What's That Smell?
Casey is adjusting to the school year, but after a few weeks her teacher calls on a Friday morning and asks her mom if she has smelled anything strange at home lately. Casey’s mom thinks for a moment and says, “Actually, my car has had a weird smell and I can’t seem to track it down. I made an appointment to have my car detailed this weekend.” The teacher responds, “I think I have found the culprit.” Before Casey’s mom has a chance to ask, the teacher continues, “Casey’s backpack has about three weeks of half eaten lunches in it.”
After apologizing profusely, Casey’s mom explains that since Casey knows exactly where her homework is each night, she is no longer emptying her bag daily. She recognizes this as an area that Casey still needs support in. Mom and teacher discuss a plan where every Friday (at least) Casey will empty out her entire school bag to make sure there is nothing hiding where it does not belong.
Teacher is enthusiastic about the plan and comments, “I will make sure that she cleans out her desks as well. She can use the opportunity to find any missing papers or supplies and check in to make sure everything is in its home.”
Mom thanks the teacher profusely for her support and hangs up the phone wondering how she will broach the topic with Casey.

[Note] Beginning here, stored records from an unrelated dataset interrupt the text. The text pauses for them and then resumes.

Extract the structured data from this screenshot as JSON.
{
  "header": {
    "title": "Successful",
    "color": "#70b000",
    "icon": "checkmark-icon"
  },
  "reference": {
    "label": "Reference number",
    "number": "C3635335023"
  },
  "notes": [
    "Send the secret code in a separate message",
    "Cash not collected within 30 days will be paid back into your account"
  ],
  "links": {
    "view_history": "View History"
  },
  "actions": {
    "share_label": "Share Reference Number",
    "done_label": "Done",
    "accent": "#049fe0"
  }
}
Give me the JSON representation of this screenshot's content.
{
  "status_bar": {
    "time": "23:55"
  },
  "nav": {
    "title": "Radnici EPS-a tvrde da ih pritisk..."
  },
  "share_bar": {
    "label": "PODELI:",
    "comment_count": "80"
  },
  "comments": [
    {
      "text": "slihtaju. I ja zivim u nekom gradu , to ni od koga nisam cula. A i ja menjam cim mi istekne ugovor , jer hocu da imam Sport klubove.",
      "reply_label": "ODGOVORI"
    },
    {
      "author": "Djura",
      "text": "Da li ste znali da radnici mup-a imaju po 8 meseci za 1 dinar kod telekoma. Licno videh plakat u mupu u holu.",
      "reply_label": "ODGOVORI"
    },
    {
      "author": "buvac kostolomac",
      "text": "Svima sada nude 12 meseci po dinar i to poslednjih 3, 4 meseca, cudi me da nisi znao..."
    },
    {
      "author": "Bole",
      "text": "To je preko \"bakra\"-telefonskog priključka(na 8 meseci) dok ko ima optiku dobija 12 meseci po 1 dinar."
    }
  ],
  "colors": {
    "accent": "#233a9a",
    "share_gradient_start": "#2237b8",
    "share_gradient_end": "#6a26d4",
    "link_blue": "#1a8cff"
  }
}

Casey comes in from school, and before her mom can get a word in edgewise, calls out, “Mom!! You’ll never guess what happened today. There was a really gross smell in the classroom and my teacher figured out it was MY backpack. EWWWW! Can we empty the whole thing and wash it fast?”
Mom reassures Casey that they will clean out her bag and wash it right away. She wonders out loud, “I am wondering how we can make sure that this doesn’t happen again?”
Casey jumps in and says, “Yeah! This cannot happen again. EWWW!”
Mom shares her conversation from the morning with Casey. Casey is not thrilled to have an extra job, but agrees that it is better than “that EWWW.”
How would you handle such a phone call?